Né le sue condizioni furono esorbitanti, e nemmeno era ansioso di depredarci, ma, per quindici ghinee, avemmo viaggio, provviste e cabina, mangiammo a tavola col capitano, e fummo trattati benissimo.
Il capitano dormiva da un’altra parte della cabina grande perché aveva ceduto la sua rotonda, come la chiamano, a un ricco piantatore che faceva la traversata con la moglie e tre figli che mangiavano per conto loro. Aveva alcuni altri passeggeri comuni, che erano sistemati a poppa; e quanto a quelli della nostra vecchia confraternita, furon tenuti sotto coperta finché la nave rimase all’ancora, e poi salirono di rado in coperta,
Non potei fare a meno di informare la mia governante di quanto era accaduto; era ben giusto che lei, che tanto si preoccupava per me, fosse messa a parte della mia buona sorte. Avevo inoltre bisogno del suo aiuto per rifornirmi di alcune cose necessarie, che prima non avevo voluto far sapere a nessuno di avere, per non rivelarlo in pubblico. Ma adesso avevo una cabina, e il posto dove mettere la roba, e ordinai una quantità di cose buone per fare comodamente il viaggio, come brandy, zucchero, limoni, e così via, per fare il punch e usare una cortesia al nostro benefattore il capitano; e una quantità di cose da mangiare e da bere durante il viaggio; e anche un letto più grande, e il necessario per il letto nella misura giusta; sicché, in poche parole, ci mettemmo in condizione da non aver bisogno di nulla durante il viaggio.
Fino a quel momento non mi ero procurata nulla di quel che ci sarebbe servito quando saremmo arrivati laggiù, e ci saremmo messi a fare i piantatori; e a me non mancava l’idea di quel che ci occorreva; specialmente, ogni tipo di arnesi per il lavoro della coltivazione e per fabbricare; e tutto il mobilio per casa, che, comprato sul posto, sarebbe costato per forza il doppio. Parlai perciò di questo con la mia governante, e lei andò a trovare il capitano e gli disse che si augurava vi fosse il mezzo per i suoi sfortunati cugini, come ci chiamava, di ottenere di nuovo la libertà, una volta arrivati laggiù, e così intavolò con lui un discorso anche sul modo migliore di ottenerla, e di questo parlerò a suo luogo; e dopo aver così frastornato il capitano gli disse che noi, benché infelici per le circostanze che ci costringevano ad andarcene, non eravamo tuttavia privi di mezzi per metterci a lavorare laggiù, ed eravamo decisi a stabilirci e a vivere come piantatori, se se ne trovava il modo.
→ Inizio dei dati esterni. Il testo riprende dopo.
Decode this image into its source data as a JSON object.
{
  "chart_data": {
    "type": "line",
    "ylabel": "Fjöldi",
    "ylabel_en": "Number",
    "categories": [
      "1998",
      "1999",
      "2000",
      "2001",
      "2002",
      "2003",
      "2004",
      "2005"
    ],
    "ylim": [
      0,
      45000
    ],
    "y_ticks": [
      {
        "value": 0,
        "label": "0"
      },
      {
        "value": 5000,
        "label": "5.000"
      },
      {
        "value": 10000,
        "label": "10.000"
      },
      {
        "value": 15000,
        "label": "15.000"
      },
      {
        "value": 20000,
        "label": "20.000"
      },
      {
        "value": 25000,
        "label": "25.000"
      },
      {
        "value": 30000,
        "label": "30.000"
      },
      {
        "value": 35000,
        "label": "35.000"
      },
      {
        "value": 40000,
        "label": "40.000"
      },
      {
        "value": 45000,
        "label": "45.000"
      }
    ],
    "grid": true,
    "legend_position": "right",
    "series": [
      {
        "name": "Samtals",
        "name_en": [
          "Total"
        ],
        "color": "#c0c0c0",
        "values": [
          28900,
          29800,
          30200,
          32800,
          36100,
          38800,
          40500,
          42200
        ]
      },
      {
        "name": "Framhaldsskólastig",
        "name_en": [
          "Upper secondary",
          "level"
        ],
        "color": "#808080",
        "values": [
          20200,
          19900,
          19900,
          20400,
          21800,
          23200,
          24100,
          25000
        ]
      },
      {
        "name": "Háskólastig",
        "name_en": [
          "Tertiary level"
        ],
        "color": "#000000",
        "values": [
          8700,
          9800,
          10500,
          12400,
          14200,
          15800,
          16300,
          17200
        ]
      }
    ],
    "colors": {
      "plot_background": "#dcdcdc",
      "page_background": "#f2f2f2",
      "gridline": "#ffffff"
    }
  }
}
Il capitano prontamente offrì il suo aiuto, le spiegò il modo per cominciare a occuparsi di quel lavoro, le disse quant’era facile, anzi quant’era sicuro per gente laboriosa rifarsi in tal modo una fortuna. “Signora,” dice, “a nessuno in quel paese si rimprovera d’esservi arrivato in condizioni peggiori di quelle nelle quali vedo trovarsi i vostri cugini, purché quando arriva si dedichi con diligenza e buon senso al mestiere locale.”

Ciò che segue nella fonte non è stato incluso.